F - Sur les dépens et les demandes annexes

* Les dépens d'appel sont à la charge de l'AAOW Le jugement déféré est confirmé de ce chef également.

* Il est équitable que l'AAOW défraie les parties intimées, comme en première instance, de leurs dépenses de procédure exposées en cause d'appel, comme ci-après précisé. Succombant au procès, l'AAOW ne saurait elle-même être accueillie en sa pareille demande.

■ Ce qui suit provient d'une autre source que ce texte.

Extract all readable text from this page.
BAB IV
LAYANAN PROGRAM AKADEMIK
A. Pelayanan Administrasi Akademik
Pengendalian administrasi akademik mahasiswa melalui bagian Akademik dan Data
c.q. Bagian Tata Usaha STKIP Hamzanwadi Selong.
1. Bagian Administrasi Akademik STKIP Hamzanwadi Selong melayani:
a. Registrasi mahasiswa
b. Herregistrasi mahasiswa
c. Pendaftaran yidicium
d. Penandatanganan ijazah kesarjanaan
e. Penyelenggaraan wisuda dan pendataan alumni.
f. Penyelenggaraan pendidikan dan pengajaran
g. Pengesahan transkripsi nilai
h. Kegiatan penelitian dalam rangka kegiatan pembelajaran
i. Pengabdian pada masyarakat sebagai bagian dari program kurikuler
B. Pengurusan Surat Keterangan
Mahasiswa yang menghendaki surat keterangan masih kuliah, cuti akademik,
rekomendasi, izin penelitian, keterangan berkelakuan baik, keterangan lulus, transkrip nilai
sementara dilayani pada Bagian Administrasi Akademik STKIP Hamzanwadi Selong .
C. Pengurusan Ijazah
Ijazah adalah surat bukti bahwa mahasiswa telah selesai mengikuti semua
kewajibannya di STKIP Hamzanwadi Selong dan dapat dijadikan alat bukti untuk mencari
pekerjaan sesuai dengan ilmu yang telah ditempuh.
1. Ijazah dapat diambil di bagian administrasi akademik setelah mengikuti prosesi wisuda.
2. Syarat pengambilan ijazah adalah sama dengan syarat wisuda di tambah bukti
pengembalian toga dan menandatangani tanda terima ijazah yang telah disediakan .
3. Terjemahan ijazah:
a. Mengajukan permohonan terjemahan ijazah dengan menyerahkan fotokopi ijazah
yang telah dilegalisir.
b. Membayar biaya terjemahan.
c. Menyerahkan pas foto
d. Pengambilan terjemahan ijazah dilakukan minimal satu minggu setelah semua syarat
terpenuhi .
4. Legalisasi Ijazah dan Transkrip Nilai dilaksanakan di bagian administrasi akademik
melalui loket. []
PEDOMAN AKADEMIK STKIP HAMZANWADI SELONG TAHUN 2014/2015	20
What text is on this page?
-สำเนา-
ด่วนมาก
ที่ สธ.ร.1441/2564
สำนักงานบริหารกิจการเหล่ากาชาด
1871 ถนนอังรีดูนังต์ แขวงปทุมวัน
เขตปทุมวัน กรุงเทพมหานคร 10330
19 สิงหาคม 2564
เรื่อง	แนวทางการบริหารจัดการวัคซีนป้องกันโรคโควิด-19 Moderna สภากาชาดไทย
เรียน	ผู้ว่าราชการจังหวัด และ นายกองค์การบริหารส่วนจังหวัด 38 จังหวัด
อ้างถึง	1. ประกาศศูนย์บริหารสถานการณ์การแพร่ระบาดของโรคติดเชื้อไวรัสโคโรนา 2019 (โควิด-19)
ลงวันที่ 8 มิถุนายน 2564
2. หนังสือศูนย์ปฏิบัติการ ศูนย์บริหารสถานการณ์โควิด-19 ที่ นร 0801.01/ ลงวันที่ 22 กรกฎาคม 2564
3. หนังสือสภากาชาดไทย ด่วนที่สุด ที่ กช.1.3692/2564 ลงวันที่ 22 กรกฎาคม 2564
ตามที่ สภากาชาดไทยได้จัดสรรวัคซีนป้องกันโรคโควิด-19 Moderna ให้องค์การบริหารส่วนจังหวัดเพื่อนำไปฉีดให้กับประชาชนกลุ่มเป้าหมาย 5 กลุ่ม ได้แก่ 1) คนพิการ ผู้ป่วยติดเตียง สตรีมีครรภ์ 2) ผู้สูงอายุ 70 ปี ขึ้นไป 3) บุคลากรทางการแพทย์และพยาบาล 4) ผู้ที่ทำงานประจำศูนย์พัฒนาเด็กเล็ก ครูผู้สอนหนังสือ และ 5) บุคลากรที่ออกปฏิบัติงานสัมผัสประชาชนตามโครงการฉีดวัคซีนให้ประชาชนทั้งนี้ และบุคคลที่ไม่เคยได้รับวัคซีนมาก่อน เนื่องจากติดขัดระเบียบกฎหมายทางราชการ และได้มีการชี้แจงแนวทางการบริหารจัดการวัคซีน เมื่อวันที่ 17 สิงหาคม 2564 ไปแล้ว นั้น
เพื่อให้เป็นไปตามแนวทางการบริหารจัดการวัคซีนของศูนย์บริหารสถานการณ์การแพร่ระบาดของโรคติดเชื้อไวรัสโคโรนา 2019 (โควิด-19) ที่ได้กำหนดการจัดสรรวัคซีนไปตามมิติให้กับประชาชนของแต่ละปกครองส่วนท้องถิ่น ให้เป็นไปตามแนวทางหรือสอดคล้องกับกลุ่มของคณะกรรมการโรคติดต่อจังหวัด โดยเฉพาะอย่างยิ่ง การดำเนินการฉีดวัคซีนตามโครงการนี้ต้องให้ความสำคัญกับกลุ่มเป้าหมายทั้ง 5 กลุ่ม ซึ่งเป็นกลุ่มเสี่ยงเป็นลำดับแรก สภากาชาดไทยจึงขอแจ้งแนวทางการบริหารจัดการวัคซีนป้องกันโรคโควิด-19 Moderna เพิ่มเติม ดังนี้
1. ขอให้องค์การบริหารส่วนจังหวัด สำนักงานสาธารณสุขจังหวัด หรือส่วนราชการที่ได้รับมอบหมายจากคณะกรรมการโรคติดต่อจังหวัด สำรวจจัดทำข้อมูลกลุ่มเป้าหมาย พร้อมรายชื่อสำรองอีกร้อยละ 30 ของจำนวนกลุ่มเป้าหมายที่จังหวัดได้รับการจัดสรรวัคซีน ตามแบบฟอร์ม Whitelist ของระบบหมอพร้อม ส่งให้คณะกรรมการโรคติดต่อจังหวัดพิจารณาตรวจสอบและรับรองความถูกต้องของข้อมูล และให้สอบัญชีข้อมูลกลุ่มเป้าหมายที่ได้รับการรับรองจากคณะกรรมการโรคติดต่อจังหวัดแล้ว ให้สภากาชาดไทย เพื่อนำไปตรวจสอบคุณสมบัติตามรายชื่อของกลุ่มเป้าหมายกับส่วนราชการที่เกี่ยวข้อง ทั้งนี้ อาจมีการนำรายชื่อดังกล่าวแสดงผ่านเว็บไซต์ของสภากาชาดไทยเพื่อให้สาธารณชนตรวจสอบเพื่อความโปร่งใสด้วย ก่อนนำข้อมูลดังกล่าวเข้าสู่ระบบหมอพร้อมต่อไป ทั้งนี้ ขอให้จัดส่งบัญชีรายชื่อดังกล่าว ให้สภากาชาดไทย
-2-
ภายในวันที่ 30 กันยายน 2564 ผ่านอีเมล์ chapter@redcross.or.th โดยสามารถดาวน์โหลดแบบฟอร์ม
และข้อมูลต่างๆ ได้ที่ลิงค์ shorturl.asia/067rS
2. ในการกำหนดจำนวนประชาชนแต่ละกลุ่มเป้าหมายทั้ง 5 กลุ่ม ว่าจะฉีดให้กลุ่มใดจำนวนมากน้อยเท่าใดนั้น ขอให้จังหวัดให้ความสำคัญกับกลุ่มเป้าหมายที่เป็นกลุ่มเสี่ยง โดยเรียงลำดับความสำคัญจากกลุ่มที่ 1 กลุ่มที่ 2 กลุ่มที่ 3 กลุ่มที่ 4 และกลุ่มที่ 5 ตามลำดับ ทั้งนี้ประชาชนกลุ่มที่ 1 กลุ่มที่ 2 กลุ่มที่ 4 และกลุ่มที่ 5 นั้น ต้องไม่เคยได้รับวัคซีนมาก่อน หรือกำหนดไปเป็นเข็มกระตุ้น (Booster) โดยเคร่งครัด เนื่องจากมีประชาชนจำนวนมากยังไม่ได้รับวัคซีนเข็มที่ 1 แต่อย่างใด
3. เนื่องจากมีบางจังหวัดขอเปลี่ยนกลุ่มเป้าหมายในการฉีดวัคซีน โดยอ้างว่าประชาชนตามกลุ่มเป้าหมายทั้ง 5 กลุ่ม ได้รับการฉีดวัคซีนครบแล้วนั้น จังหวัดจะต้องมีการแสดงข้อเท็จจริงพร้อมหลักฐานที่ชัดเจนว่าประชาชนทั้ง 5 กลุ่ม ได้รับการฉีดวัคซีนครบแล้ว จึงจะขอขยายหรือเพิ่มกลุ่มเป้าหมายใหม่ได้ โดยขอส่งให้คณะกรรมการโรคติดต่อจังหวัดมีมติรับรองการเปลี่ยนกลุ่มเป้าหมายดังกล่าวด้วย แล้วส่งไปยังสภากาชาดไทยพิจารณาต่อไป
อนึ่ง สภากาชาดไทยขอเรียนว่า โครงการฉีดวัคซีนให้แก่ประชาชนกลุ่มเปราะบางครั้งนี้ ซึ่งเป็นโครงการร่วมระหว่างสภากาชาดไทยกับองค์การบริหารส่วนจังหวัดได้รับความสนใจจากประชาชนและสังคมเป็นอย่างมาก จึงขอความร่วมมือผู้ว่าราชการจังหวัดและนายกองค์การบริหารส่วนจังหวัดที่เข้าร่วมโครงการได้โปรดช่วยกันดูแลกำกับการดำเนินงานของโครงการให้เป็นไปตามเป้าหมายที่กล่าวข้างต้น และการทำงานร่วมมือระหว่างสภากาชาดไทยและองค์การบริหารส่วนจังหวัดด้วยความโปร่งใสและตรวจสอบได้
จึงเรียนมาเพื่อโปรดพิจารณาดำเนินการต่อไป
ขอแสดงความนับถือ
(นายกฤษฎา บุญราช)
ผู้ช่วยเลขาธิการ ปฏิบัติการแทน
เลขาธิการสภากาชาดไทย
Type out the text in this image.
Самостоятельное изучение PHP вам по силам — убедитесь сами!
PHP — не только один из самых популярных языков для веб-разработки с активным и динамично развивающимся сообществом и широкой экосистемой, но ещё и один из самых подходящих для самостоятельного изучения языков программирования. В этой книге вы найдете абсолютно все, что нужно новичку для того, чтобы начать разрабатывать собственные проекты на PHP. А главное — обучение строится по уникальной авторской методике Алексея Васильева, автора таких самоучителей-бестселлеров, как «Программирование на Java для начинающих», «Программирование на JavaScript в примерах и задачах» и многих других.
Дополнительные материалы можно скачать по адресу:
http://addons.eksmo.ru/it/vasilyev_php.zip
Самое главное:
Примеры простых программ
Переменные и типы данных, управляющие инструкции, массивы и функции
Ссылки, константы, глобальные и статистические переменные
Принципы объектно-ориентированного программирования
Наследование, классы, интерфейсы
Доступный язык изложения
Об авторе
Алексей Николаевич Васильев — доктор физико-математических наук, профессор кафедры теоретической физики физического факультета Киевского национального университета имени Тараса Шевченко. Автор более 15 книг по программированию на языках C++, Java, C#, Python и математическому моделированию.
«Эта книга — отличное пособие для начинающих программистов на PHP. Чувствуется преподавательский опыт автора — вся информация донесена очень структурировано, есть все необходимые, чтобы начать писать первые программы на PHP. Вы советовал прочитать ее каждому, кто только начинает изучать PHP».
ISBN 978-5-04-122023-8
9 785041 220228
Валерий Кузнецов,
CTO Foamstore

Par ces motifs, LA COUR, Recevant en la forme l'appel de l'Association Les Amis de l'Oeuvre Wallerstein (AAOW), anciennement dénommée Les Amis de la Fondation Wallerstein, I - En procédure Vu les articles 16, 783 et 784 du Code de procédure civile, Rejette des débats les conclusions déposées et signifiées par les associations APEFIP, AGAR et AAAA le 27 janvier 1997, Vu les articles 16 et 132 du Code de procédure civile, Rejette des débats les pièces réclamées par les associations APEFIP, AGAR et AAAA le 17 septembre 1996 et non communiquées par l'AAOW, Il - Au fond Rejette la fin de non-recevoir tirée du défaut de qualité et d'intérêt à agir du père François Du Plessis De Grenadan à titre personnel du chef des travaux réalisés sur le site de l'aérium d'Ares, Vu les articles 1984 à 2004 du Code civil, Déclare l'appel mal fondé; Confirme en toutes ses dispositions frappées d'appel le jugement déféré; Y ajoutant, Condamne l'AAOW aux dépens d'appel; Condamne l'AAOW sur le fondement de l'article 700 du Code de procédure civile, à payer 1°) à l'Association la Croix Rouge Française la somme de 5 000 F, 2°) à l'Association Association Populaire d'Entr'Aide Familiale D'Issy-Plaine (APEFIP) la somme de 3 000 F, 3°) à l'Association Association pour la Gestion de l'Aérium d'Ares (AGAR), la somme de 3 000 F, 4°) à l'Association Association des Amis de l'Aérium d'Ares (AAAA) la somme de 3 000 F, 5°) à François Du Plessis De Grenadan, la somme de 10 000 F, et la déboute de sa pareille demande; Autorise la SCP Boyreau et la SCP Fonrouge-Barennes & Gautier, avoués, à recouvrer directement contre la partie condamnée ceux des dépens d' appel dont elles ont fait l'avance sans en avoir reçu provision.